Of course, that was for protection of the homeless from bad food - that's what the reasoning for such ordinances is usually declared to be.
And this is how it was enforced:
"...four police cruisers and approximately a half dozen officers with the Ft. Lauderdale Police Department descended upon an area in the city where Abbott, charity representatives and church members were handing out hot meals to local homeless people.
One officer demanded that he “drop that plate right now” as others picked up the trays off food and inserted them directly into the garbage with lines of homeless people looking on."
When a government official plucks a tray full of food in front of a line of hungry people and throws it into the garbage, right in front of them, that's, of course, done for those hungry people's protection and for no other reason.
And, Ft. Lauderdale's ordinance is actually not only against sharing food, but against any other "life sustaining activities". So, you are restricted by the government from providing a life-sustaining activity for your fellow men - or women - who have fallen on hard time. You need a costly license for it.
In all of the above, the government not only displays it does not give a damn about the poor - but that it wants the poor to remain poor, indefinitely, and to strip them of their pride of earning a living.
Because the easiest way to start a business is to start selling what you cooked - that is, if no immediate investment is required. And, this way, to earn money for your family.
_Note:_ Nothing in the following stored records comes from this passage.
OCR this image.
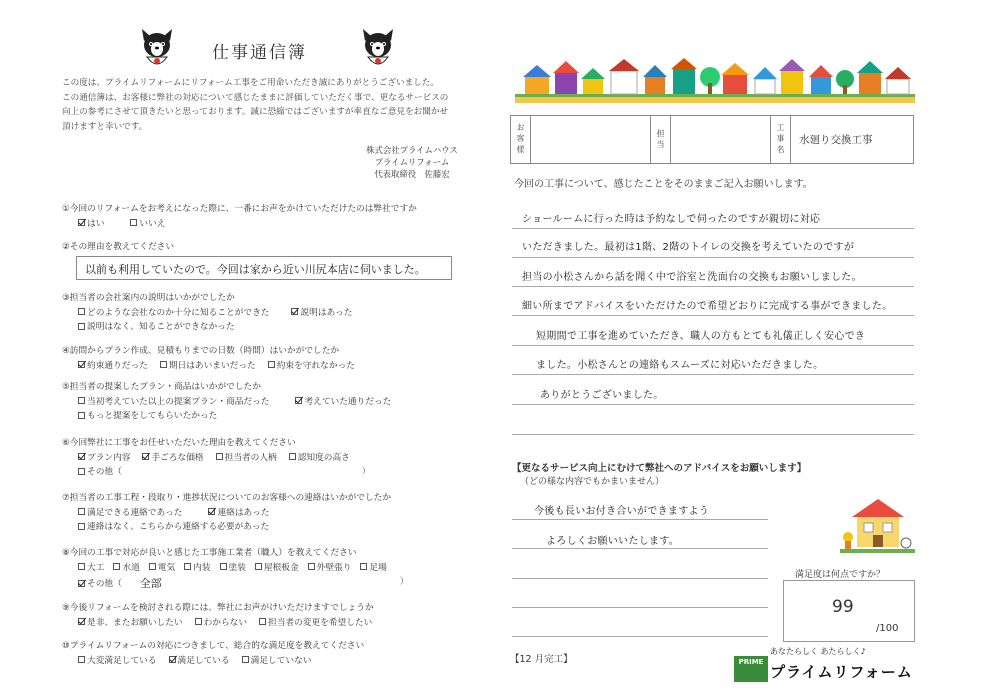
仕事通信簿
この度は、プライムリフォームにリフォーム工事をご用命いただき誠にありがとうございました。
この通信簿は、お客様に弊社の対応について感じたままに評価していただく事で、更なるサービスの
向上の参考にさせて頂きたいと思っております。誠に恐縮ではございますが率直なご意見をお聞かせ
頂けますと幸いです。
株式会社プライムハウス
プライムリフォーム
代表取締役　佐藤宏
①今回のリフォームをお考えになった際に、一番にお声をかけていただけたのは弊社ですか
はい	いいえ
②その理由を教えてください
以前も利用していたので。今回は家から近い川尻本店に伺いました。
③担当者の会社案内の説明はいかがでしたか
どのような会社なのか十分に知ることができた	説明はあった
説明はなく、知ることができなかった
④訪問からプラン作成、見積もりまでの日数（時間）はいかがでしたか
約束通りだった 期日はあいまいだった 約束を守れなかった
⑤担当者の提案したプラン・商品はいかがでしたか
当初考えていた以上の提案プラン・商品だった	考えていた通りだった
もっと提案をしてもらいたかった
⑥今回弊社に工事をお任せいただいた理由を教えてください
プラン内容 手ごろな価格 担当者の人柄 認知度の高さ
その他（	）
⑦担当者の工事工程・段取り・進捗状況についてのお客様への連絡はいかがでしたか
満足できる連絡であった	連絡はあった
連絡はなく、こちらから連絡する必要があった
⑧今回の工事で対応が良いと感じた工事施工業者（職人）を教えてください
大工 水道 電気 内装 塗装 屋根板金 外壁張り 足場
その他（ 全部	）
⑨今後リフォームを検討される際には、弊社にお声がけいただけますでしょうか
是非、またお願いしたい わからない 担当者の変更を希望したい
⑩プライムリフォームの対応につきまして、総合的な満足度を教えてください
大変満足している 満足している 満足していない
お客様	担当	工事名	水廻り交換工事
今回の工事について、感じたことをそのままご記入お願いします。
ショールームに行った時は予約なしで伺ったのですが親切に対応
いただきました。最初は1階、2階のトイレの交換を考えていたのですが
担当の小松さんから話を聞く中で浴室と洗面台の交換もお願いしました。
細い所までアドバイスをいただけたので希望どおりに完成する事ができました。
短期間で工事を進めていただき、職人の方もとても礼儀正しく安心でき
ました。小松さんとの連絡もスムーズに対応いただきました。
ありがとうございました。
【更なるサービス向上にむけて弊社へのアドバイスをお願いします】
（どの様な内容でもかまいません）
今後も長いお付き合いができますよう
よろしくお願いいたします。
満足度は何点ですか？
99
/100
【12 月完工】
あなたらしく あたらしく♪
PRIME
プライムリフォーム
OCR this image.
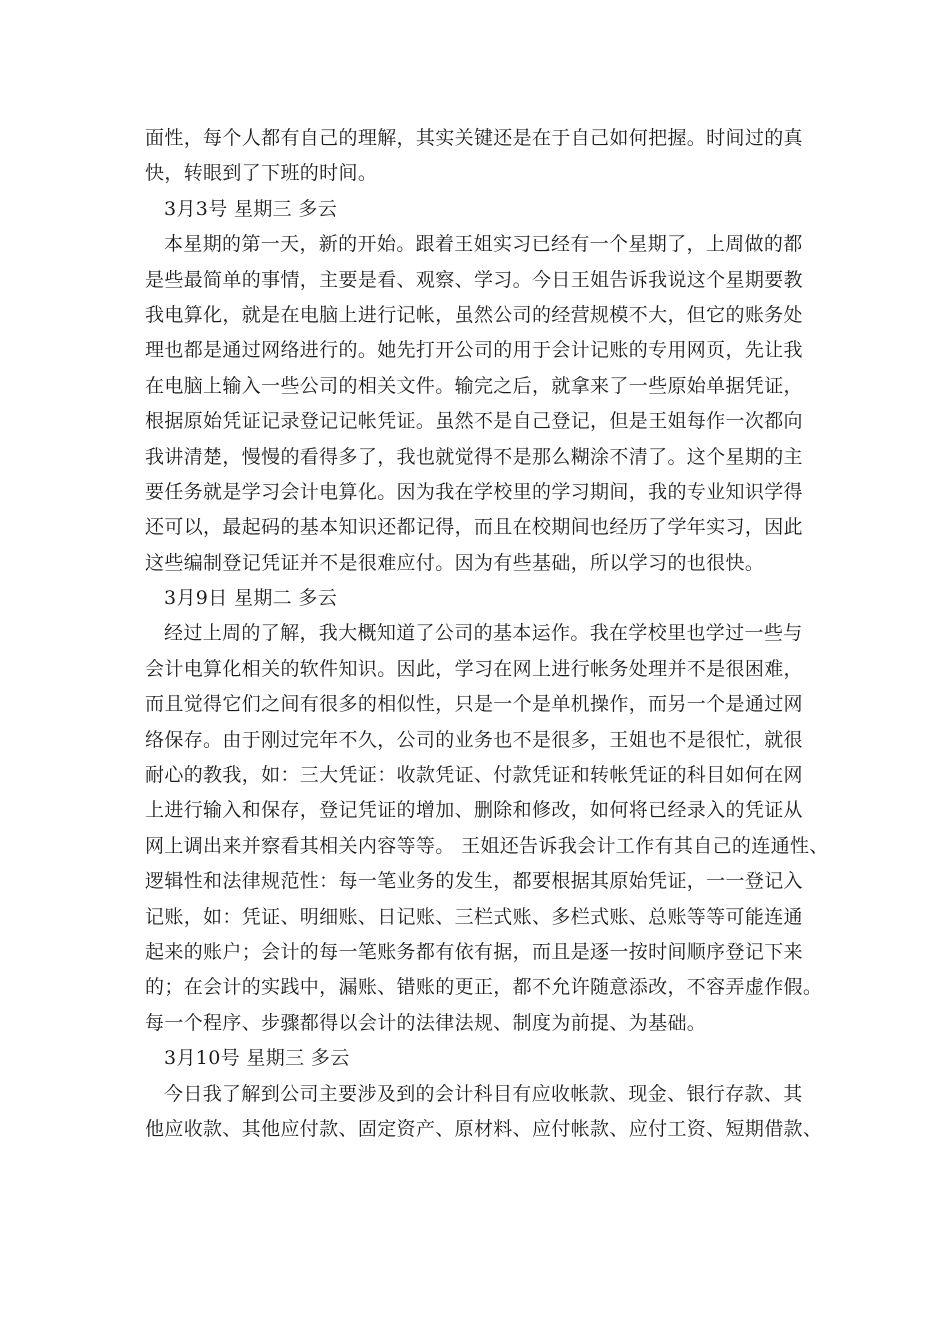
面性，每个人都有自己的理解，其实关键还是在于自己如何把握。时间过的真
快，转眼到了下班的时间。
3月3号 星期三 多云
本星期的第一天，新的开始。跟着王姐实习已经有一个星期了，上周做的都
是些最简单的事情，主要是看、观察、学习。今日王姐告诉我说这个星期要教
我电算化，就是在电脑上进行记帐，虽然公司的经营规模不大，但它的账务处
理也都是通过网络进行的。她先打开公司的用于会计记账的专用网页，先让我
在电脑上输入一些公司的相关文件。输完之后，就拿来了一些原始单据凭证，
根据原始凭证记录登记记帐凭证。虽然不是自己登记，但是王姐每作一次都向
我讲清楚，慢慢的看得多了，我也就觉得不是那么糊涂不清了。这个星期的主
要任务就是学习会计电算化。因为我在学校里的学习期间，我的专业知识学得
还可以，最起码的基本知识还都记得，而且在校期间也经历了学年实习，因此
这些编制登记凭证并不是很难应付。因为有些基础，所以学习的也很快。
3月9日 星期二 多云
经过上周的了解，我大概知道了公司的基本运作。我在学校里也学过一些与
会计电算化相关的软件知识。因此，学习在网上进行帐务处理并不是很困难，
而且觉得它们之间有很多的相似性，只是一个是单机操作，而另一个是通过网
络保存。由于刚过完年不久，公司的业务也不是很多，王姐也不是很忙，就很
耐心的教我，如：三大凭证：收款凭证、付款凭证和转帐凭证的科目如何在网
上进行输入和保存，登记凭证的增加、删除和修改，如何将已经录入的凭证从
网上调出来并察看其相关内容等等。 王姐还告诉我会计工作有其自己的连通性、
逻辑性和法律规范性：每一笔业务的发生，都要根据其原始凭证，一一登记入
记账，如：凭证、明细账、日记账、三栏式账、多栏式账、总账等等可能连通
起来的账户；会计的每一笔账务都有依有据，而且是逐一按时间顺序登记下来
的；在会计的实践中，漏账、错账的更正，都不允许随意添改，不容弄虚作假。
每一个程序、步骤都得以会计的法律法规、制度为前提、为基础。
3月10号 星期三 多云
今日我了解到公司主要涉及到的会计科目有应收帐款、现金、银行存款、其
他应收款、其他应付款、固定资产、原材料、应付帐款、应付工资、短期借款、
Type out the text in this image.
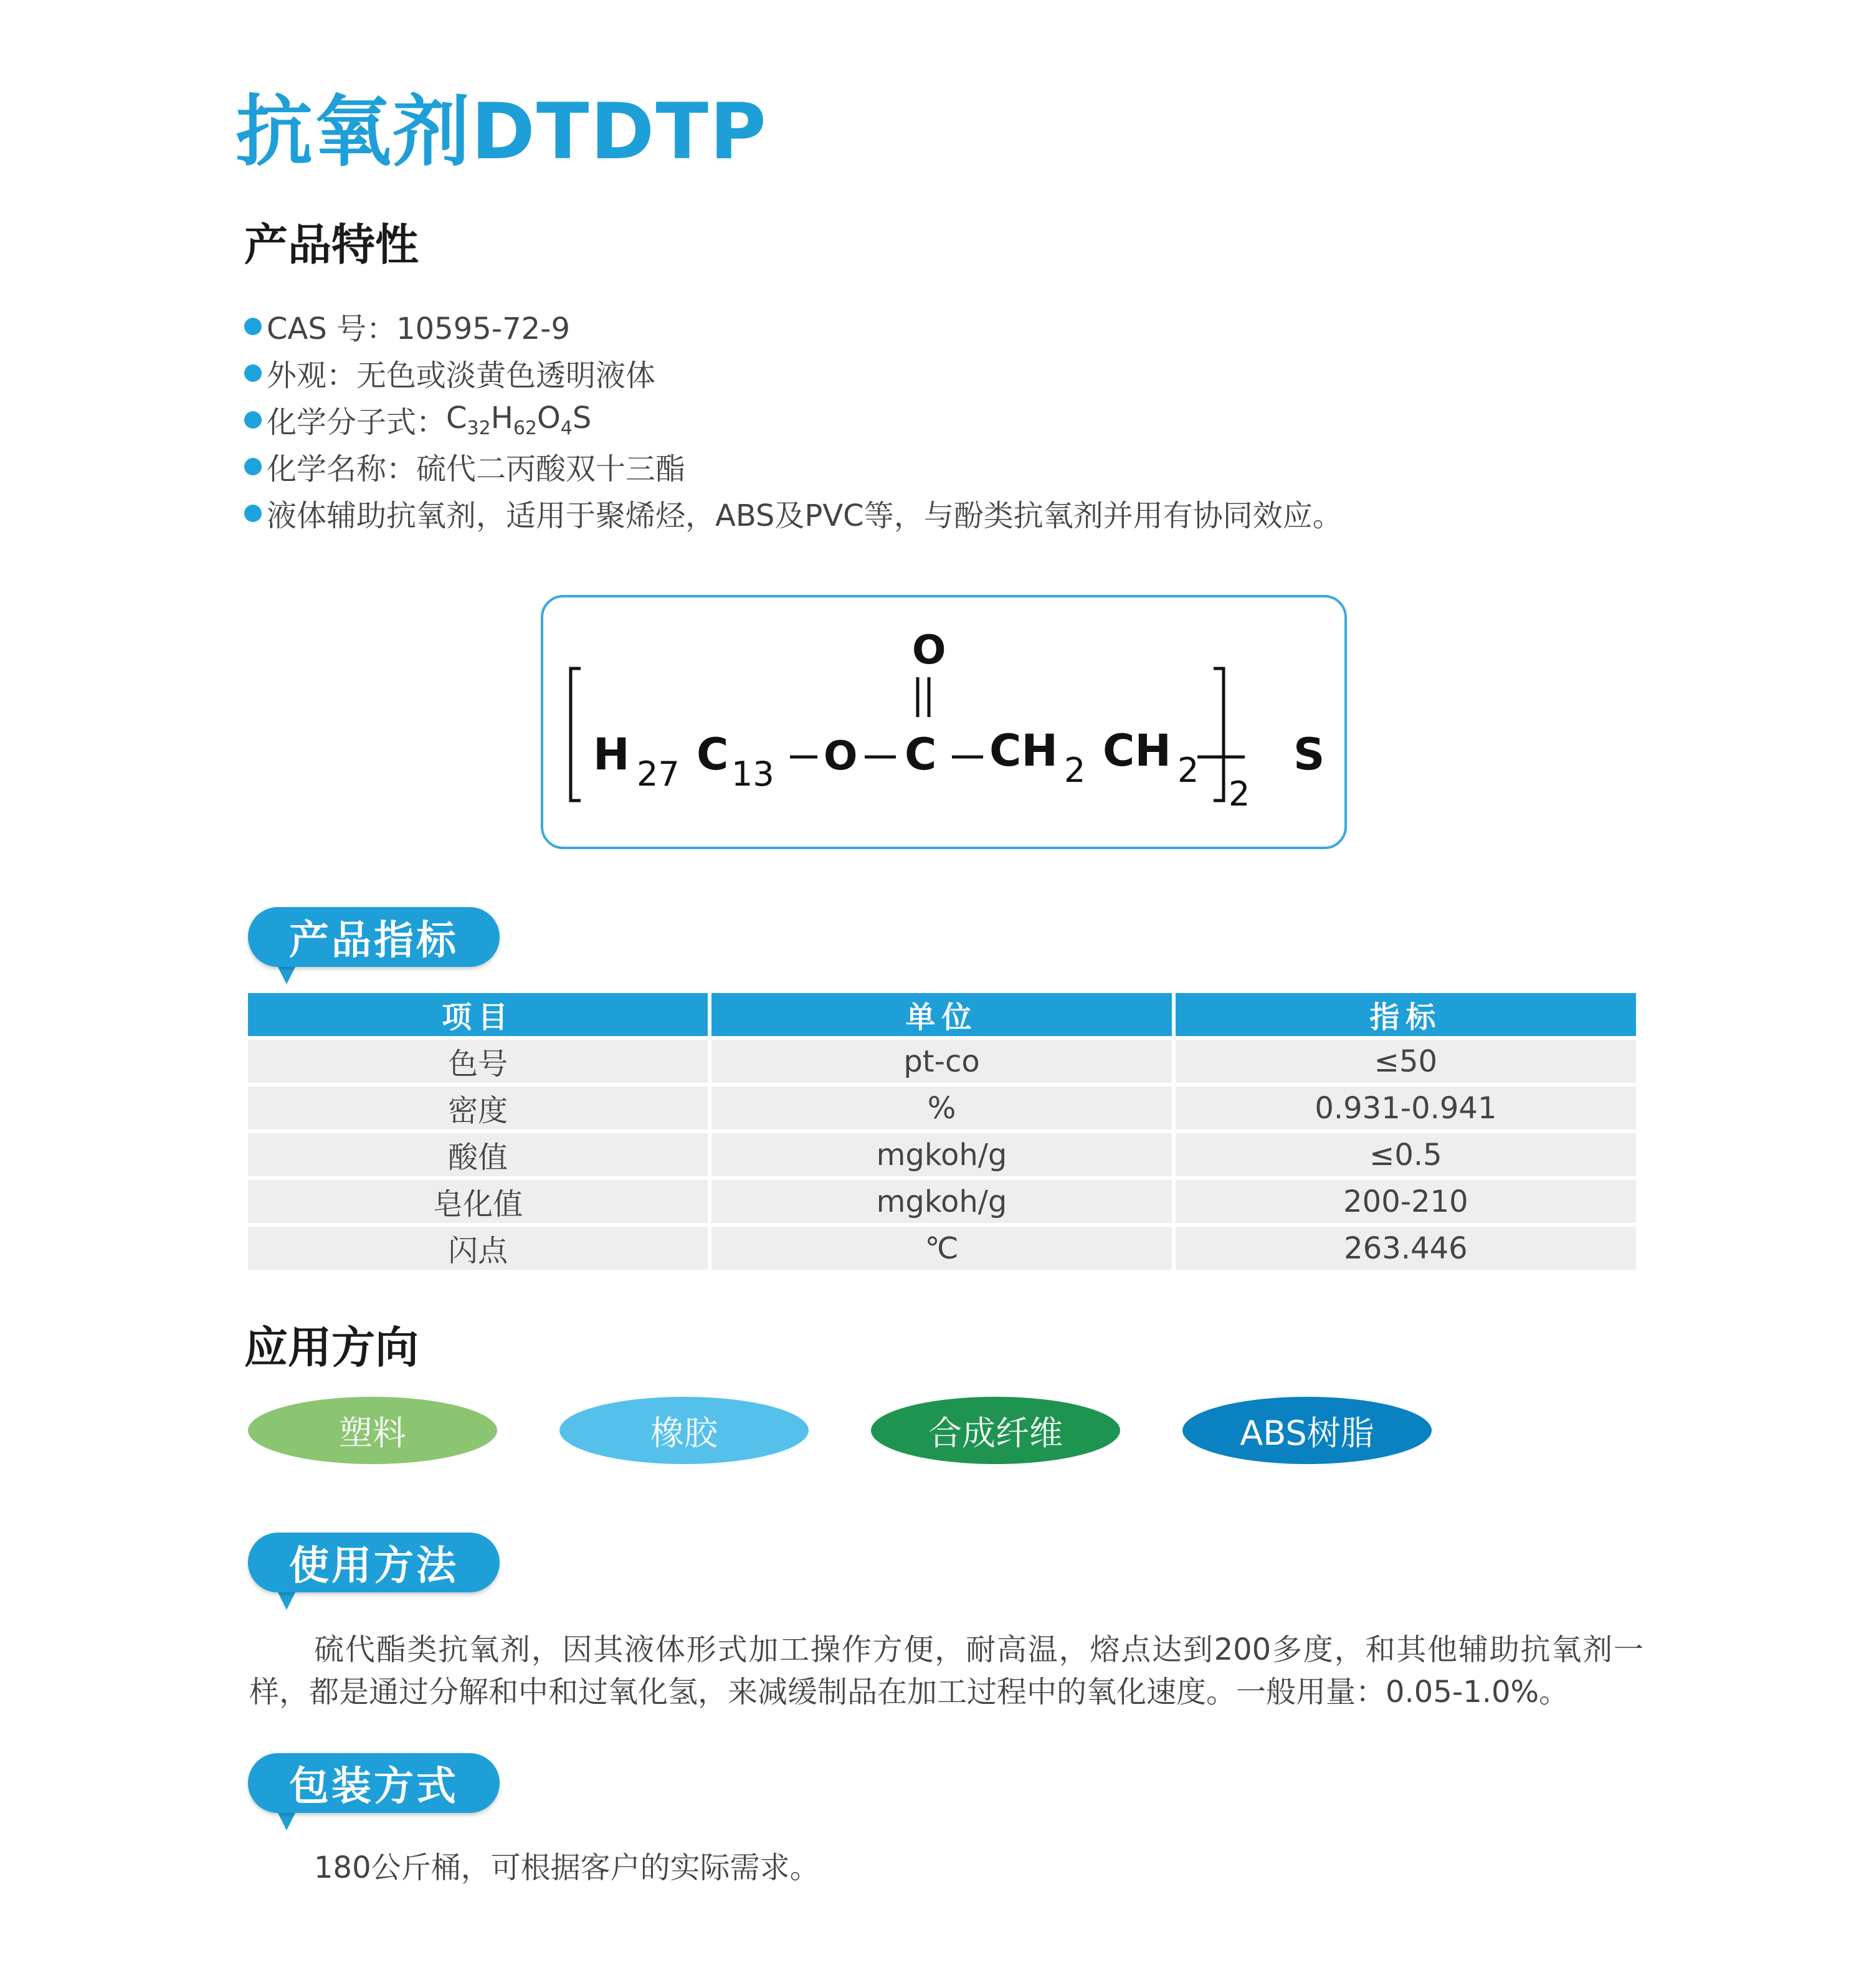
抗氧剂DTDTP
产品特性
CAS 号：10595-72-9
外观：无色或淡黄色透明液体
化学分子式： $C_{32}H_{62}O_4S$
化学名称：硫代二丙酸双十三酯
液体辅助抗氧剂，适用于聚烯烃，ABS及PVC等，与酚类抗氧剂并用有协同效应。
O
H 27 C 13 O C CH 2 CH 2
2
S
产品指标
项目	单位	指标
色号	pt-co	≤50
密度	%	0.931-0.941
酸值	mgkoh/g	≤0.5
皂化值	mgkoh/g	200-210
闪点	℃	263.446
应用方向
塑料	橡胶	合成纤维	ABS树脂
使用方法

硫代酯类抗氧剂，因其液体形式加工操作方便，耐高温，熔点达到200多度，和其他辅助抗氧剂一样，都是通过分解和中和过氧化氢，来减缓制品在加工过程中的氧化速度。一般用量：0.05-1.0%。

包装方式
180公斤桶，可根据客户的实际需求。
But, if you have to put down $450 that you do not have, before earning a penny, for a snow-shoveling license, or, for a permit for a lemonade stand - your business will never open. Which is exactly what is happening in this country - where occupational licensing is stifling cheap, affordable and diverse services under the guise of "consumer protection".
And, if the government is REALLY interested in protecting the consumers while not further stifling the economy and this country's labor market by preventing new small business from emerging through endless and burdensome licensing laws, the government would at the very least exempt from licensing fees not the rich charities from licensing fees, but individual applicants based on their incomes.
It is common knowledge that most small business do not survive through their first two years. What about completely exempting new small businesses, based on income of their founders, for those first two struggling years, from any government regulation fees?
That way, food stands will still be regulated, and consumers will still be protected - but there will not be a money-based ban on the poor to start a business of selling food they cook, or selling snow-shoveling services, or selling any other services that are currently licensed to prevent entry of new providers into the market.
Where is the American dream?
How can future Bill Gates raise their businesses from a garage - or a lemonade stands - if their efforts are nipped in the bud by stifling licensing requirements?
The government should practice what it preaches.
It enacts occupational licensing laws to protect consumers - it needs to protect consumers, not to stifle the poor from developing their businesses and ability to earn a living, and certainly not to stifle those who want to help the hungry.
Preventing people from providing cheap or free food for the hungry should be a crime.
It is certainly a sin - do the predominantly Christian people in government who enact and enforce such laws remember that?
Winter is coming, and with winter, harsh times for the poor, and for the disabled.
People will need cheap services to shovel snow, to provide shelters and to share food.
If we as taxpayers have enough money to go after lemonade stands, church stands feeding the hungry, and high school boys shoveling snow for their elderly or disabled neighbors, we certainly have the money for income-based licensing incentives to make regulation of food-related businesses both protecting consumers and not stifling small businesses, especially those operated by the poor and serving the poor.